The largest chunk gives teachers $125 for classroom expenses

Gov. Brian Kemp has announced how he will distribute more of the discretionary funding Congress gave him and other governors for pandemic relief in education.

Money for classroom expenses is his largest line item in the $47 million disbursement.

Teachers often dig into their own pockets to pay for things like books, pencils, facial tissues and rugs. Kemp is giving $125 classroom grants for all K-12 teachers and paraprofessionals in the state toward their expenses.

That allocation totals $15.4 million — about a third of this latest round of pass-through funding.

The money is from the federal Governors Emergency Education Relief Fund. Kemp has previously moved larger sums. For instance, he announced a $105 million allocation in August 2020 that included $29 million for school broadband extension.

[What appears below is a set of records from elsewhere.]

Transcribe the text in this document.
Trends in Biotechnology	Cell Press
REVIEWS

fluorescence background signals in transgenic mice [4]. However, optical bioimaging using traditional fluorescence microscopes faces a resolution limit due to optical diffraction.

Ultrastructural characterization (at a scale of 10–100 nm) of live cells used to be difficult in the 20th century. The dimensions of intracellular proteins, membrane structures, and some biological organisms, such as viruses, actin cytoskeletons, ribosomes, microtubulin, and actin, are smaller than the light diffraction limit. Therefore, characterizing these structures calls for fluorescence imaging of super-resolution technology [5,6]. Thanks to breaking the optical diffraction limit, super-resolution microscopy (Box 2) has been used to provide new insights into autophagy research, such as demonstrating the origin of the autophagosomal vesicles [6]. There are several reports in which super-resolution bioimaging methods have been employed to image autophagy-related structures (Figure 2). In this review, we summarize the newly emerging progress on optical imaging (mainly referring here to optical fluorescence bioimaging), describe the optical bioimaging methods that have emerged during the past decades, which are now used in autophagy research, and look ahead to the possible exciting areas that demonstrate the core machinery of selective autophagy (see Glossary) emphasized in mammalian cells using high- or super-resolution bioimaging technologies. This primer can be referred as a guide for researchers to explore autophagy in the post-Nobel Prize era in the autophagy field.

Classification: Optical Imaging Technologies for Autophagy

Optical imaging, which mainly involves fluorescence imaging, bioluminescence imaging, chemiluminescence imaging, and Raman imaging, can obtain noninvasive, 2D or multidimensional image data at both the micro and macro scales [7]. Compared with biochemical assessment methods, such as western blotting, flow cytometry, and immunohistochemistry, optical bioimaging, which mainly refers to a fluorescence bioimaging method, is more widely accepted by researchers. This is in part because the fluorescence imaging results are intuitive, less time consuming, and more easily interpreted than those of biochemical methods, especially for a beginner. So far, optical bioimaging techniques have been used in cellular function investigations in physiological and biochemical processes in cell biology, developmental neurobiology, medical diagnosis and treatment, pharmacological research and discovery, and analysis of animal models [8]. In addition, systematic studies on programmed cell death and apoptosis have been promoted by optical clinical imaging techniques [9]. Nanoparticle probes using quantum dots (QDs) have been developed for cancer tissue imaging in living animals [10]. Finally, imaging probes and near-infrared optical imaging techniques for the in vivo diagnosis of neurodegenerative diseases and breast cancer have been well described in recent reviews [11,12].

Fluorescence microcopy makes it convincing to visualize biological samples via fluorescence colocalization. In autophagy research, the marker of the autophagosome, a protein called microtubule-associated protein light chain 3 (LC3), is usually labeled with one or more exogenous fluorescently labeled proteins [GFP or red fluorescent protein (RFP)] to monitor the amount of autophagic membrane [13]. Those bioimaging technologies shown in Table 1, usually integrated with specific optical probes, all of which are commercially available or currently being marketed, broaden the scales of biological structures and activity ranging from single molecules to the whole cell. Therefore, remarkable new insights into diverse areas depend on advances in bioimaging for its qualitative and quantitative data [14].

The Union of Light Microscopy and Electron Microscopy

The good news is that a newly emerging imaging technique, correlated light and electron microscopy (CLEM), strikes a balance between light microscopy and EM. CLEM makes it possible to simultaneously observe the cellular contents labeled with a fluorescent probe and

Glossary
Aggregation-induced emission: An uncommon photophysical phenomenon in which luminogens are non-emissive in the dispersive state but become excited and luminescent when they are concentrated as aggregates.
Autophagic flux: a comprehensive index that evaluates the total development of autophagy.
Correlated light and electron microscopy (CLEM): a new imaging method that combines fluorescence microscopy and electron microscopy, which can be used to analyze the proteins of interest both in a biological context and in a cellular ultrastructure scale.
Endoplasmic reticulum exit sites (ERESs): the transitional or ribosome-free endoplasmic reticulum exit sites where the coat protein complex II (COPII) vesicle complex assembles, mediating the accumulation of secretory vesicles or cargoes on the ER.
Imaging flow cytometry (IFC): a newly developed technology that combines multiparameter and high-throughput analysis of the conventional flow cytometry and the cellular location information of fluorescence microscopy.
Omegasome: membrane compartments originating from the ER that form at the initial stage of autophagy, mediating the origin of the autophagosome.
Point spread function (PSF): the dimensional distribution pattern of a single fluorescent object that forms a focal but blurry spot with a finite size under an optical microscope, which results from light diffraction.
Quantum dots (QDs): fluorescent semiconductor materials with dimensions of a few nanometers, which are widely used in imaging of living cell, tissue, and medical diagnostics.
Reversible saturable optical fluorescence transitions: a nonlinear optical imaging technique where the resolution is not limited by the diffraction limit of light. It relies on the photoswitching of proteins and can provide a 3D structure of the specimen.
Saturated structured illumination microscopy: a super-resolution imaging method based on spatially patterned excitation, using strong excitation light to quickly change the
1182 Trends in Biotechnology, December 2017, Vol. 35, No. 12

More than half of the current outlay will go toward K-12 schools and related services, including $4.7 million for dyslexia screening and intervention and $4 million for 10 future charter schools. About $18 million is dedicated to college students, mostly to expand the pipeline of teachers, nurses and commercial drivers.

“With this new round of support, we will help get our educators and students across the finish line of the pandemic,” Kemp said in his announcement.

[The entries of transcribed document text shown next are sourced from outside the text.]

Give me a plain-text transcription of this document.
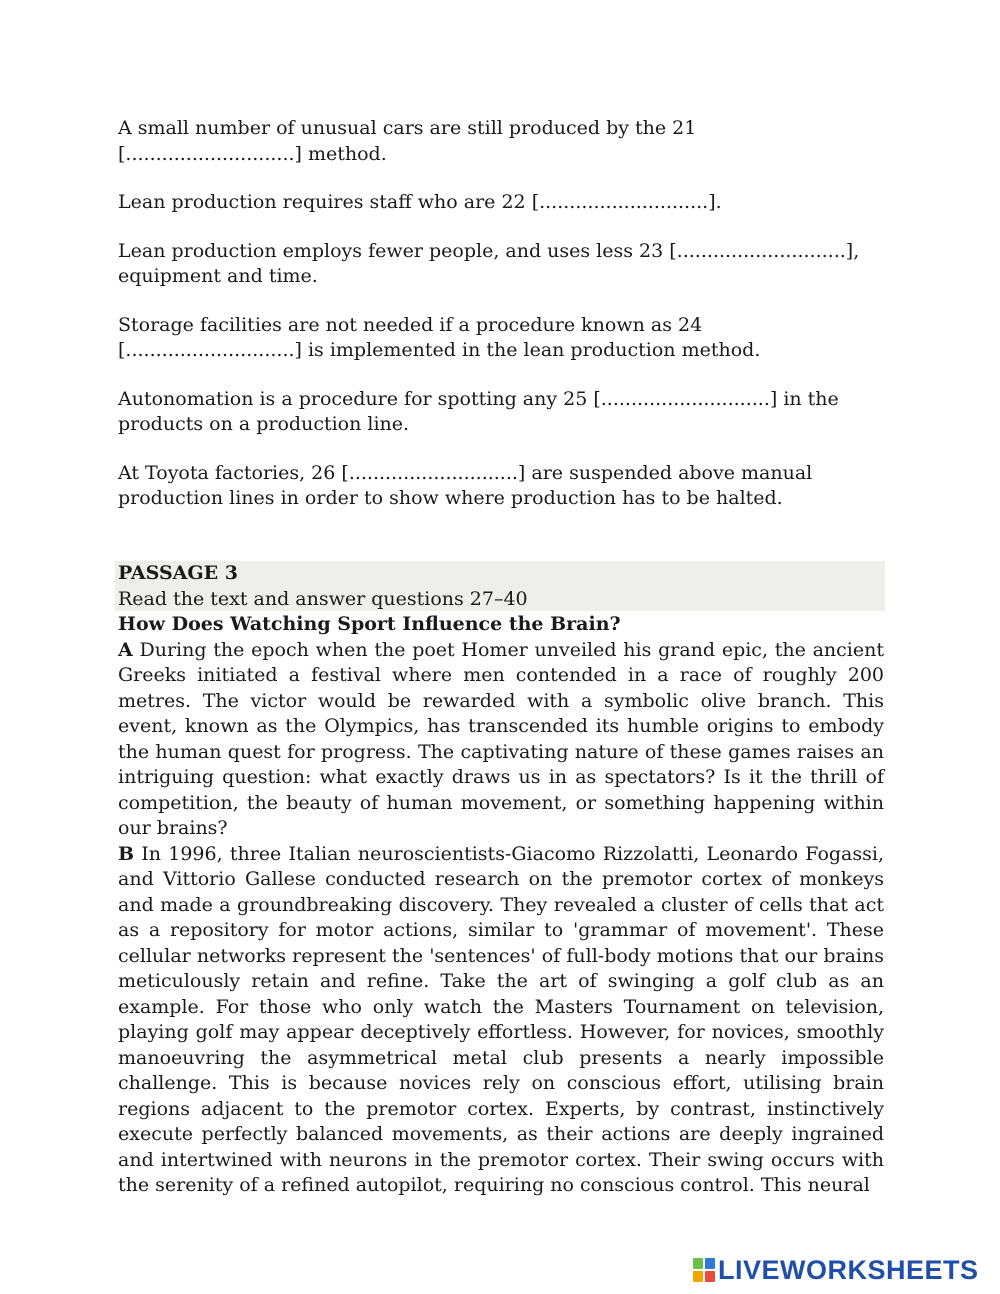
A small number of unusual cars are still produced by the 21 [............................] method.

Lean production requires staff who are 22 [............................].

Lean production employs fewer people, and uses less 23 [............................], equipment and time.

Storage facilities are not needed if a procedure known as 24 [............................] is implemented in the lean production method.

Autonomation is a procedure for spotting any 25 [............................] in the products on a production line.

At Toyota factories, 26 [............................] are suspended above manual production lines in order to show where production has to be halted.

PASSAGE 3
Read the text and answer questions 27–40
How Does Watching Sport Influence the Brain?

A During the epoch when the poet Homer unveiled his grand epic, the ancient Greeks initiated a festival where men contended in a race of roughly 200 metres. The victor would be rewarded with a symbolic olive branch. This event, known as the Olympics, has transcended its humble origins to embody the human quest for progress. The captivating nature of these games raises an intriguing question: what exactly draws us in as spectators? Is it the thrill of competition, the beauty of human movement, or something happening within our brains?

B In 1996, three Italian neuroscientists-Giacomo Rizzolatti, Leonardo Fogassi, and Vittorio Gallese conducted research on the premotor cortex of monkeys and made a groundbreaking discovery. They revealed a cluster of cells that act as a repository for motor actions, similar to 'grammar of movement'. These cellular networks represent the 'sentences' of full-body motions that our brains meticulously retain and refine. Take the art of swinging a golf club as an example. For those who only watch the Masters Tournament on television, playing golf may appear deceptively effortless. However, for novices, smoothly manoeuvring the asymmetrical metal club presents a nearly impossible challenge. This is because novices rely on conscious effort, utilising brain regions adjacent to the premotor cortex. Experts, by contrast, instinctively execute perfectly balanced movements, as their actions are deeply ingrained and intertwined with neurons in the premotor cortex. Their swing occurs with the serenity of a refined autopilot, requiring no conscious control. This neural

LIVEWORKSHEETS
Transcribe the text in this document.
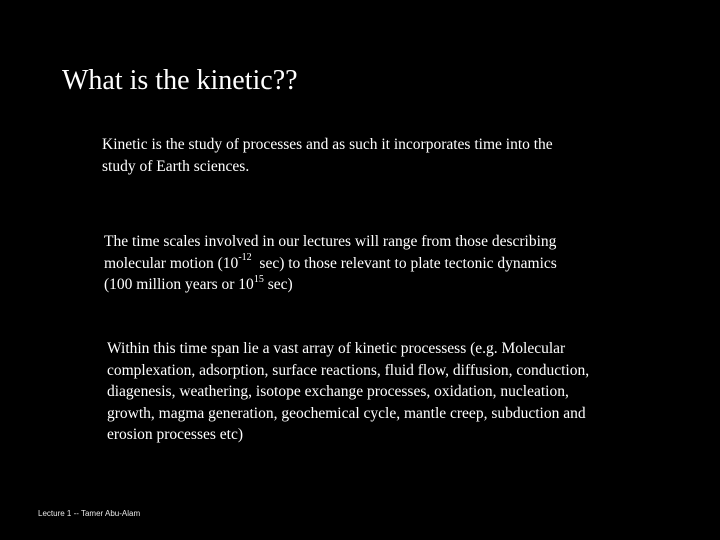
What is the kinetic??
Kinetic is the study of processes and as such it incorporates time into the
study of Earth sciences.
The time scales involved in our lectures will range from those describing
molecular motion ($10^{-12}$  sec) to those relevant to plate tectonic dynamics
(100 million years or $10^{15}$ sec)
Within this time span lie a vast array of kinetic processess (e.g. Molecular
complexation, adsorption, surface reactions, fluid flow, diffusion, conduction,
diagenesis, weathering, isotope exchange processes, oxidation, nucleation,
growth, magma generation, geochemical cycle, mantle creep, subduction and
erosion processes etc)
Lecture 1 -- Tamer Abu-Alam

This federal funding is separate from the $2,000 teacher pay raise the governor has said he will put in the state budget for teachers.

A report last week by the largest educator advocacy group in the state, the Professional Association of Georgia Educators, found that more than 90% of teachers and administrators surveyed last fall saw a shortage in substitute teachers and bus drivers. The report notes that state funding for substitute teachers and busing has not kept up with costs.

Kemp is underfunding the state school funding formula, which calculates that they should be getting $383 million more. The Associated Press reported this week that Kemp plans to ask lawmakers to budget the full amount. The pay raise and full funding for Georgia’s Quality Basic Education funding formula would add $844 million to the state budget, the AP reported.